Catholics had a special place on the Ku Klux Klan hate list, right next to Jews and African-Americans. Like the New England Pilgrims, Roman Catholics in England were a persecuted religious minority. English Catholics founded the colony of Maryland and were soon joined by Catholics from Ireland, Germany and, finally, Italy. Columbus was a logical choice to show that Catholics, too, had played a part in the founding of America.
It is unfortunate that Columbus has to go, for he embodies many of the qualities we respect in the powerful and famous of our own day. Like Bill Gates and the late Steve Jobs, Columbus came from an ordinary family with no pedigree or family power to pave his way. Like them, he was a technocrat, a master navigator in a day when sailing a small vessel across the ocean was as much of a mystery as the inner workings of the Internet.

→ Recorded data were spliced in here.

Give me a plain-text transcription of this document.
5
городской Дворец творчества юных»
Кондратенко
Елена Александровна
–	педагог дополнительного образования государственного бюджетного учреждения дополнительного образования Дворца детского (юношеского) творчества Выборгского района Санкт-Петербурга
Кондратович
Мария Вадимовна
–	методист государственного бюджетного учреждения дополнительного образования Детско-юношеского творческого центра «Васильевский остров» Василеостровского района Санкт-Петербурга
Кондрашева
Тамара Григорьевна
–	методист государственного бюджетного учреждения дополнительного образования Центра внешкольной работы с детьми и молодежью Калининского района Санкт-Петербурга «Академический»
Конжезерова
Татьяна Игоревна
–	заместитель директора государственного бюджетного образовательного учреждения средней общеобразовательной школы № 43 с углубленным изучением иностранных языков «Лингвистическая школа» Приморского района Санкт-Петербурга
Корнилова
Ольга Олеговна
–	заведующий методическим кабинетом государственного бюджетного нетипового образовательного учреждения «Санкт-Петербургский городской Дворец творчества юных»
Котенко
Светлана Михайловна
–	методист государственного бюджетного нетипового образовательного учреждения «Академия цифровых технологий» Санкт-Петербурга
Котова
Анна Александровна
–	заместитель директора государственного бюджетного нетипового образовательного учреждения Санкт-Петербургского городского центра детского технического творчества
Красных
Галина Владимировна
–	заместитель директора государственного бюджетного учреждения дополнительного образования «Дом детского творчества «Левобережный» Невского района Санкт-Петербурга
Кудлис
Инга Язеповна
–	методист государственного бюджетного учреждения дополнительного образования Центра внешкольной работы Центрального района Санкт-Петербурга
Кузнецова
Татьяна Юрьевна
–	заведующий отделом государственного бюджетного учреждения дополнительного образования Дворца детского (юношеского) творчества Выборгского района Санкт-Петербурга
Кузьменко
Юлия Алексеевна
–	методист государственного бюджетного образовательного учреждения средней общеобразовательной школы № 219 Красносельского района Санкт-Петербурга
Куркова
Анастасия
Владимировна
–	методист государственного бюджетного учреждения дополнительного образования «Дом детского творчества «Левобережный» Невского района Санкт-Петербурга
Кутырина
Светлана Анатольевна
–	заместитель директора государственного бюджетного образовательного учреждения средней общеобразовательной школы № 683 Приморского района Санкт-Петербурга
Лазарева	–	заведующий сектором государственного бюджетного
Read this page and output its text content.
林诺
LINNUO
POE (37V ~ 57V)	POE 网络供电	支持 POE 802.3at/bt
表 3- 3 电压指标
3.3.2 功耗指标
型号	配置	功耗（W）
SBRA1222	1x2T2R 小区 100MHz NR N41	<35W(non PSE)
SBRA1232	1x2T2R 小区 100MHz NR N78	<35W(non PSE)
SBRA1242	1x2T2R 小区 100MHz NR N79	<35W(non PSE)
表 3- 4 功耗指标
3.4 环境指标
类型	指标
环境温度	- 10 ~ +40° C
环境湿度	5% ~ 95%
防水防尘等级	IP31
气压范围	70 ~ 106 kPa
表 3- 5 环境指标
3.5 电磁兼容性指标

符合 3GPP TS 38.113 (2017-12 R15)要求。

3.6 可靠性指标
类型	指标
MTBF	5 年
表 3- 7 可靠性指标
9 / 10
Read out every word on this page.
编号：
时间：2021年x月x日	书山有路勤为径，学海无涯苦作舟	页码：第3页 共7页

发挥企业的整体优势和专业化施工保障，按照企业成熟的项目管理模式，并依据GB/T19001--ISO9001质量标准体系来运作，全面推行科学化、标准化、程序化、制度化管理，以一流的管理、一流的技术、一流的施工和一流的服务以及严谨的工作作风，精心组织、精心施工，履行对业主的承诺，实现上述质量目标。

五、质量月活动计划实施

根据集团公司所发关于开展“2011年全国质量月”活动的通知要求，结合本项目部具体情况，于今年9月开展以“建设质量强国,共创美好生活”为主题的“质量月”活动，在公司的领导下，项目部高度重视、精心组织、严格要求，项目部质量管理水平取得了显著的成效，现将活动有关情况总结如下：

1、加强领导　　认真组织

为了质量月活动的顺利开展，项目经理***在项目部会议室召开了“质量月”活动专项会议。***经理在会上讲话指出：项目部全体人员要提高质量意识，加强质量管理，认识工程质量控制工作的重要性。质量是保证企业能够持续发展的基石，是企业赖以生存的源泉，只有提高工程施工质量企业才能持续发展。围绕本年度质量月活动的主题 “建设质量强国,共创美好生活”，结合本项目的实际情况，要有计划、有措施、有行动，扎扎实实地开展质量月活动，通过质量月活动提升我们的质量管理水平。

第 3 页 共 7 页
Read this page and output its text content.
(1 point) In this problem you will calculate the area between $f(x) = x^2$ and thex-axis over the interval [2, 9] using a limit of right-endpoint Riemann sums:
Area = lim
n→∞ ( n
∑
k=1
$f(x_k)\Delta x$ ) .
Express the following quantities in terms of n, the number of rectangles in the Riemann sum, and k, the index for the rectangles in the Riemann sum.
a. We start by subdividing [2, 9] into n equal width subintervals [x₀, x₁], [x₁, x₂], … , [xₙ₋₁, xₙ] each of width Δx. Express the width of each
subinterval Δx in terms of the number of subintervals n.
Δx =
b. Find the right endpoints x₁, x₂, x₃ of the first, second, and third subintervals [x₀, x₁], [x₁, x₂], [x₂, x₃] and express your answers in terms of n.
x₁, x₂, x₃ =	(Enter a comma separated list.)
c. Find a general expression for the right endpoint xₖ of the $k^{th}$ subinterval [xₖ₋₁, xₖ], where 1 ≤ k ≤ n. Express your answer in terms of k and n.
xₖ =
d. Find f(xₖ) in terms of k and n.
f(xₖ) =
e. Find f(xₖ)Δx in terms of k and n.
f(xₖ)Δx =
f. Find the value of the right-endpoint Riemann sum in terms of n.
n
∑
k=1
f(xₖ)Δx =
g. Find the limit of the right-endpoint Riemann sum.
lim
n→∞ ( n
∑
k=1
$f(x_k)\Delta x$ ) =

But Columbus was a product of his time, an accurate reflection of the passions and prejudices of Europe in the late 15th century. Perhaps we are too eager to find fault, too unwilling to accept the fact that few people get anything of importance done without making mistakes along the way. People who achieve big things often make big mistakes, and so it is for Columbus.
As for me, I’d rather pin the blame on Amerigo Vespucci.
He’s the one who wrote the book that put America on the map, and he’s the one who gave our country his name. That way, when we blame Amerigo for the mistakes of the past, we will really be blaming ourselves. And that’s an irony I can live with.
Rick Menzel, of St. Louis Park, is a retired teacher.